LIKE IT USED TO BE

A Country Depot Agent on the Missouri Pacific Railroad handing up train orders to the Sunshine Special passenger train at an old country depot, using a coal stove for heat; note the train order semaphore in stop position which indicates to the train crew they have train orders at that station. Although drawn as stickart, it is a likeness to what an old day railroad scene looked like.


The life of a country depot agent on the old "Telegrapher's Little Rock District" of the Missouri Pacific Railroad Co. in the 1940 through the early 1960s era was interesting and sometimes exciting, but never boring. The small towns revolved around the activities of the railroad along with those of the post offices. Almost everyone in the community sooner or later did some type of business with the depot agent. Often it involved rail or bus tickets, Western Union telegrams, small packages by LCL (Less than carload) or REA Railway Express Agency as well as carloads being shipped or received.
In many of the small towns the depot had only one person employed who was the agent except during World War ll ( 1941 - 1945 ) when there were so many trains that telegraphers (called train order operators ) were employed around the clock. During that time additional telegraphers were hired and worked various shifts and locations on the railroad. Many women were employed during the war, staying on afterward and often married railroaders. Some that I recall are Mr. & Mrs. Lambert, he was depot agent in Bonita, La and she was agent at Jones, La.; Mr & Mrs J T Murphree - Wilmot, Ark.; Mr & Mrs Carpenter - Dumas, Ark ( Another that is remembered well was A L Gordy who married a young lady from Iowa named Mary Alice Wilson - Both worked at Galion), all these were agents or telegraphers or both.
Qualifications for employment were a high school diploma, be 18 years of age and telegraph 15 words per minute (the 15 WPM was waived during WWll); also be proficient in the book of rules which at that time was the Uniform Code of Operating Rules.
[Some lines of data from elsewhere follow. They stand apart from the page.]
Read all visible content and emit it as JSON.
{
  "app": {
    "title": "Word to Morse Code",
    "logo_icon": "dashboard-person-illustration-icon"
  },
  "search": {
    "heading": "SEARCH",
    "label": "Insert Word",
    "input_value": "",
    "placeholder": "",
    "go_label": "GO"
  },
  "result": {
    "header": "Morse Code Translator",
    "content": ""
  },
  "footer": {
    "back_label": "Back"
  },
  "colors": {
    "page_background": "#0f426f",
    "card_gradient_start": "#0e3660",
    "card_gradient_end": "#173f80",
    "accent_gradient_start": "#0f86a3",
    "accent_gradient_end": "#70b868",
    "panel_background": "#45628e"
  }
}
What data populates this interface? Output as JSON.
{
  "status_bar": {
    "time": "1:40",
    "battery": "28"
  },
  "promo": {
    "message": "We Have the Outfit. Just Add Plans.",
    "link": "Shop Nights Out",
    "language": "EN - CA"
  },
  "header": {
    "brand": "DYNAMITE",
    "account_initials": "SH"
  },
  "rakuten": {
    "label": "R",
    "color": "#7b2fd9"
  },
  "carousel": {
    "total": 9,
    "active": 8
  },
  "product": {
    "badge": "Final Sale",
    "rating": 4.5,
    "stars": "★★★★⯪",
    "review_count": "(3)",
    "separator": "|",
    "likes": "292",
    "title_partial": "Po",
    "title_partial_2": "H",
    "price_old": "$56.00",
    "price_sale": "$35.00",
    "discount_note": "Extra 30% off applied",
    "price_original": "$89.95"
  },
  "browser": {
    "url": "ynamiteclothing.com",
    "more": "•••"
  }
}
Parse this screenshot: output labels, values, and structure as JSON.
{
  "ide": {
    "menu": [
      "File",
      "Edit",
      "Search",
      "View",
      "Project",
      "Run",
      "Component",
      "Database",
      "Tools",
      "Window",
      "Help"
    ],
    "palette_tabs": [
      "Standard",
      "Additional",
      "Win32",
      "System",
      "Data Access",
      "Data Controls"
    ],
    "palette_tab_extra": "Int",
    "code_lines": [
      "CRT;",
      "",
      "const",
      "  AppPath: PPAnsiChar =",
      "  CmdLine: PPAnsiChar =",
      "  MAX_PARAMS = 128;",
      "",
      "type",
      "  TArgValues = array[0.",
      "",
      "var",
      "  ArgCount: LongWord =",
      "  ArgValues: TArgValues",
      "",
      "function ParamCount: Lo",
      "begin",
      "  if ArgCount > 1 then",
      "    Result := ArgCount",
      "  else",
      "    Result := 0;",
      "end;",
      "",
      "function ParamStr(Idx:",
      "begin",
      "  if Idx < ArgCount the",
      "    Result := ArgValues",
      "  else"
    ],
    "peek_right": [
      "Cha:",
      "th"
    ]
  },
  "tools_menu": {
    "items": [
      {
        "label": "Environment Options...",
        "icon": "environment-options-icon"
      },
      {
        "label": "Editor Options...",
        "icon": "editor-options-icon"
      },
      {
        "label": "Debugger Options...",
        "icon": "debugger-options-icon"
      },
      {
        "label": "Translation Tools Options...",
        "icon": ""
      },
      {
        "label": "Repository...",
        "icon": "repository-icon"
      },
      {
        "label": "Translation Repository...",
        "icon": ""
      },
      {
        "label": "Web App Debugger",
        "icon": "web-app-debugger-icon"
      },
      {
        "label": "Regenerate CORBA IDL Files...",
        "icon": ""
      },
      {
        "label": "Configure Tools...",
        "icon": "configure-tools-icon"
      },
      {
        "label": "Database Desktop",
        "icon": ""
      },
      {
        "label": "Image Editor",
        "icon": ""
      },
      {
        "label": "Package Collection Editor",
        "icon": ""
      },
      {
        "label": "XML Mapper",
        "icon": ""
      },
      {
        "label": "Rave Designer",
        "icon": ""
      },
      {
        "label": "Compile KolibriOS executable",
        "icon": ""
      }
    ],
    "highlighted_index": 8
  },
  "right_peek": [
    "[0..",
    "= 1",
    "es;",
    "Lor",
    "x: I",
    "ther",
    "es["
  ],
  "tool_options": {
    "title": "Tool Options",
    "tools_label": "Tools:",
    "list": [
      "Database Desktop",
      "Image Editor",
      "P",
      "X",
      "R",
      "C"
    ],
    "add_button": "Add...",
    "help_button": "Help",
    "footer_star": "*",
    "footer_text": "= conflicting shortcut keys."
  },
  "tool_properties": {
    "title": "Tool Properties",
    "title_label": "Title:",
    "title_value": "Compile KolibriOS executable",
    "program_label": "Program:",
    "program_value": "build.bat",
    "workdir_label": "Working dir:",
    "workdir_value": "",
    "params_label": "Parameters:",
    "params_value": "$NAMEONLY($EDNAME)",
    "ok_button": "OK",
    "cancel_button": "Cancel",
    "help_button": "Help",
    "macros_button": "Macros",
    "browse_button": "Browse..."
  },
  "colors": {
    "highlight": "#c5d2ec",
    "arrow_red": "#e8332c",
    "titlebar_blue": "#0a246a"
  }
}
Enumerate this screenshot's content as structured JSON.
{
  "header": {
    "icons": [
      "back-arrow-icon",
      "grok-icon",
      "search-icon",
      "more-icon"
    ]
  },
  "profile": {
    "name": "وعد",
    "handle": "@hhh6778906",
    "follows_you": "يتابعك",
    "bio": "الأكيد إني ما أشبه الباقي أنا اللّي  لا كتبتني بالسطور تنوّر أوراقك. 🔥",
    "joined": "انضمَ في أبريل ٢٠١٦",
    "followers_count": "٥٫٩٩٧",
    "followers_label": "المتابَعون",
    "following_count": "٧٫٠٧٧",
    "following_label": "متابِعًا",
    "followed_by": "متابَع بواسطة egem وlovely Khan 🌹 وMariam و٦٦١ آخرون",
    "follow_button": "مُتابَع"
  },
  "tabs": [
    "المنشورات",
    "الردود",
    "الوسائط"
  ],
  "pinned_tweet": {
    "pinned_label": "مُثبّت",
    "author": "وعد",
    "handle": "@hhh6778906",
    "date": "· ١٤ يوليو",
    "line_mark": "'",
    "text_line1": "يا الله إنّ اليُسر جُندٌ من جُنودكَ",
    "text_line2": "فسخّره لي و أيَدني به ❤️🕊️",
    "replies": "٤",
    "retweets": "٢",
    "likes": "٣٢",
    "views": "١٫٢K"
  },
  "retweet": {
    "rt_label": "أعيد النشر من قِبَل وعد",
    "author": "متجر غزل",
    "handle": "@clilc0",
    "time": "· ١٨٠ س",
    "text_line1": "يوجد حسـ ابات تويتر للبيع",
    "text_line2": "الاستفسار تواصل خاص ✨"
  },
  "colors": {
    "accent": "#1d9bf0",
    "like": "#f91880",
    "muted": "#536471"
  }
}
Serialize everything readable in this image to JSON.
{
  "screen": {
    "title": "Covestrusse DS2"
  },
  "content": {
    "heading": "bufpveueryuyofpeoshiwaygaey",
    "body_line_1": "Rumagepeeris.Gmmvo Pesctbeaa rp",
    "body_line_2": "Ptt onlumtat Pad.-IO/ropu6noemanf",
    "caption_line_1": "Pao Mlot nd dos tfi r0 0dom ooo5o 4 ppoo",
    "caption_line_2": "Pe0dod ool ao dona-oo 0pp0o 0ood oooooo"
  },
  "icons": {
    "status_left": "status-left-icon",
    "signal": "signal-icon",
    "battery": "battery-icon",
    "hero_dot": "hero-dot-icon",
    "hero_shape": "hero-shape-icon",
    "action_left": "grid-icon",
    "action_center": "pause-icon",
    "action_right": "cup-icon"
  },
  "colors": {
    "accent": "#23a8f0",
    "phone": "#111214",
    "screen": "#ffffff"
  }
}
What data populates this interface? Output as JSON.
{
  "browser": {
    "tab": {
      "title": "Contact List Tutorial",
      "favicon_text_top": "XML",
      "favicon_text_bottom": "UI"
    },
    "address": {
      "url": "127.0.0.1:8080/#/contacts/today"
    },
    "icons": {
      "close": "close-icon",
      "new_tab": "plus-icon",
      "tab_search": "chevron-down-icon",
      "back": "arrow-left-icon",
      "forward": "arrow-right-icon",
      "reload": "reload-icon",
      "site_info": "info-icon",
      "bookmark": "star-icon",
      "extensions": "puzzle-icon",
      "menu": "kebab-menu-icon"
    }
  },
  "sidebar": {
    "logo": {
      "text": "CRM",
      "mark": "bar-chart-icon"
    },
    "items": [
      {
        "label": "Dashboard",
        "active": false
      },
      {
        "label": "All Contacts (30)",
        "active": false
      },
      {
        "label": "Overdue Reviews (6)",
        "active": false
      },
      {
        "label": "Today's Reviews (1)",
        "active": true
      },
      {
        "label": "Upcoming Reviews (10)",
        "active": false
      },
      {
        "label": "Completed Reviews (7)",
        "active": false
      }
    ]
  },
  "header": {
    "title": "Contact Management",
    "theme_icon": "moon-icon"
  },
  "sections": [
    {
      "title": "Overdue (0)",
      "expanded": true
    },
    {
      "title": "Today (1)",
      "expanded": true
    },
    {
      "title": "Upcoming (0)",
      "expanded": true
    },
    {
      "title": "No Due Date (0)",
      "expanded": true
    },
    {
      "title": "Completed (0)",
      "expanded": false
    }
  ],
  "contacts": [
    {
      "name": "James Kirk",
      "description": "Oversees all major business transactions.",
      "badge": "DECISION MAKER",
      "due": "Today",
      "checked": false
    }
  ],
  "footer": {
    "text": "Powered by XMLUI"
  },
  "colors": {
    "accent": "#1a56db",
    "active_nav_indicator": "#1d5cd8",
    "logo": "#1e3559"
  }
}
Most prospective employees broke in (no pay for breaking in) with a telegrapher for about 3 months before qualifying to be employed.
Some went to a private telegraphers school such as the one in Chillicothe, MO. Each new operator had to own a standard railroad pocket watch prior to going to work. Watches were inspected monthly and time was checked each day either with the train dispatcher or at 1100 AM by telegraph.
The agent usually opened the depot at 700 or 800 AM daily except Sunday, the first thing he did was to let the train dispatcher know he was there (train dispatchers were in Monroe, LA). He then cleaned the depot, sweeping and dusting. If it was cold weather he built a fire in the coal stove, boy did they put out the heat when they got red hot. Next he checked the cars on various tracks in the town, after asking permission from the dispatcher to be out of the office. Every time the agent left the depot he had to obtain permission from the dispatcher, if his station was a train order station and most of them were. After checking the yard for cars, he then made out his car report showing the location, time of arrival and other information on each car.
During the day trains would pass the station and the agent would go outside and watch them by, looking for things that would be a safety hazard to the train such as hot boxes (over heated journals), equipment dragging, brakes sticking, etc. If it was unsafe he or she would flag the train as the caboose passed the depot, otherwise the agent would give an OK sign ("highball") and then tell the train dispatcher what time the train passed his station and if anything was wrong. The terminology was ( "OS Dermott, Number 168 eng 1525 by at 715 PM")
Many times the train dispatcher would issue train orders for the passing train and the depot agent would copy them and hand them up to the train with a device called a train order hoop, later a modified form of a hoop ( shaped like a Y ) with a string holding the orders. When train orders were copied and held for a train, the train order semaphore would be displayed in stop position indicating to the train that train orders were to be delivered and that the train could not pass without them.
The agent or telegrapher had other duties, such as making out freight reports, waybills, bills of lading, ticket sells and reports, copying Western Union telegrams in Morse code, Railway Express Agency shipments. People in those days shipped and received almost everything by rail, pigs, chickens, sheep, cattle, mules, cotton, cottonseed, logs, lumber, gravel, automobiles, fertilizer, dry goods, groceries. Customers were constantly in and out of the depots. Travel was by rail except for short distances when buses were used. The MoPac owned bus lines also, and the agents sold bus tickets. It should be noted that as late as 1953 and 1954 mules were still being shipped to the army in Ft Leonardwood, Mo. Cattle and mules were easy to count going into the cattle cars but sheep were very difficult. Try counting 125 sheep all trying to beat the others to get up the chute and into a cattle car at one time.